The U.S. government is channeling $2 billion into nine quantum computing firms, taking direct equity stakes in a strategic pivot that blurs the line between public grants and venture capital. The move, aimed at accelerating domestic development and countering China, sent shares of the recipient companies soaring in premarket trading.
"This approach marks a notable departure from how the federal government typically funds emerging technologies," a Commerce Department official familiar with the matter said. "Instead of handing out research grants and hoping for the best, the equity model gives taxpayers a financial upside if these companies succeed."
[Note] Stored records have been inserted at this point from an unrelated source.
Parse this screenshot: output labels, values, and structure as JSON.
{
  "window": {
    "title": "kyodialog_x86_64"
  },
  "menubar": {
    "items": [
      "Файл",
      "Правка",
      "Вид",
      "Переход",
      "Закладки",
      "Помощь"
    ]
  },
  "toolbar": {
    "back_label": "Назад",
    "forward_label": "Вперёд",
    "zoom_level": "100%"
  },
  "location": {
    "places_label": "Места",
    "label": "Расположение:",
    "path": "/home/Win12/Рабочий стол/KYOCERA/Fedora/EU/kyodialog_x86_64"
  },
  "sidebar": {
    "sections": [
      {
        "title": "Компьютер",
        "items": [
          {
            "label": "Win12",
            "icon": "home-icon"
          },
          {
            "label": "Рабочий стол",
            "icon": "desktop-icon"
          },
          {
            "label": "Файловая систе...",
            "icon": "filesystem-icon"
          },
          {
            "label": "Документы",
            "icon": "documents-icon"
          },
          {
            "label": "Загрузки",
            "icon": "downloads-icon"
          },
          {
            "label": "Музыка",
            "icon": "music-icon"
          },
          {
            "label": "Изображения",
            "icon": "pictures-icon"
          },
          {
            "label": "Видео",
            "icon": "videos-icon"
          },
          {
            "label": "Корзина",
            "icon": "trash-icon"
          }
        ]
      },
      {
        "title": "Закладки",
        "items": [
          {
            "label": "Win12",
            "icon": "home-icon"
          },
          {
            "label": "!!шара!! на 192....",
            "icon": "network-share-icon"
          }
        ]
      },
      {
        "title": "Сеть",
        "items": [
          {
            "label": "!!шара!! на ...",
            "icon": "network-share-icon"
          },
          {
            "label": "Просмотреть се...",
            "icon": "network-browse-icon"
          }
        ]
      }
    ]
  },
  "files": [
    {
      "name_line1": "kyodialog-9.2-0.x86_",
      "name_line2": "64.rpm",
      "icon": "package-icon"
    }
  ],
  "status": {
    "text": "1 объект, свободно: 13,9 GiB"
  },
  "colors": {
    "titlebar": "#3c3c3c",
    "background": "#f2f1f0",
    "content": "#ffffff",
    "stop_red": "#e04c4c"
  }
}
The funding package, first reported by the Wall Street Journal, allocates $1 billion to IBM to anchor the initiative. Chip manufacturer GlobalFoundries will receive $375 million, with D-Wave Quantum, Rigetti Computing, and Infleqtion each slated for $100 million. Startup Diraq is expected to receive $38 million. Shares of the publicly traded firms involved rose between 7 percent and 21 percent on the news, according to Reuters.
The investment represents a significant escalation in the U.S. strategy to secure its technological supply chain, building on frameworks established in the CHIPS and Science Act. By taking ownership positions, Washington is aligning its interests with the financial success of the quantum sector, a model it has previously used with companies like Intel and rare earth miner MP Materials. The goal is to ensure the U.S. leads in a technology critical for national security, with applications from drug discovery to breaking military-grade encryption.
Quantum's Threat to Crypto
The government's investment validates a technology that poses a long-term existential threat to the cryptocurrency market. The security of blockchains like Bitcoin and Ethereum relies on cryptographic algorithms that are invulnerable to today's computers but could be easily broken by a sufficiently powerful quantum machine.
While current quantum computers lack the power to crack Bitcoin's elliptic curve cryptography, the industry consensus is that the threat is years, not decades, away. A $2 billion government injection with an equity incentive is designed to shorten that timeline. In response, the crypto industry is actively researching post-quantum cryptography (PQC). The National Institute of Standards and Technology (NIST) is already developing quantum-resistant standards, and blockchain projects are exploring how to migrate their networks before the threat becomes acute.
For investors, the U.S. government buying into the quantum sector is a powerful signal. It provides a level of stability and validation that venture capital alone cannot. The projects that are actively building quantum-resistant infrastructure will be the ones best positioned to survive the transition.
This article is for informational purposes only and does not constitute investment advice.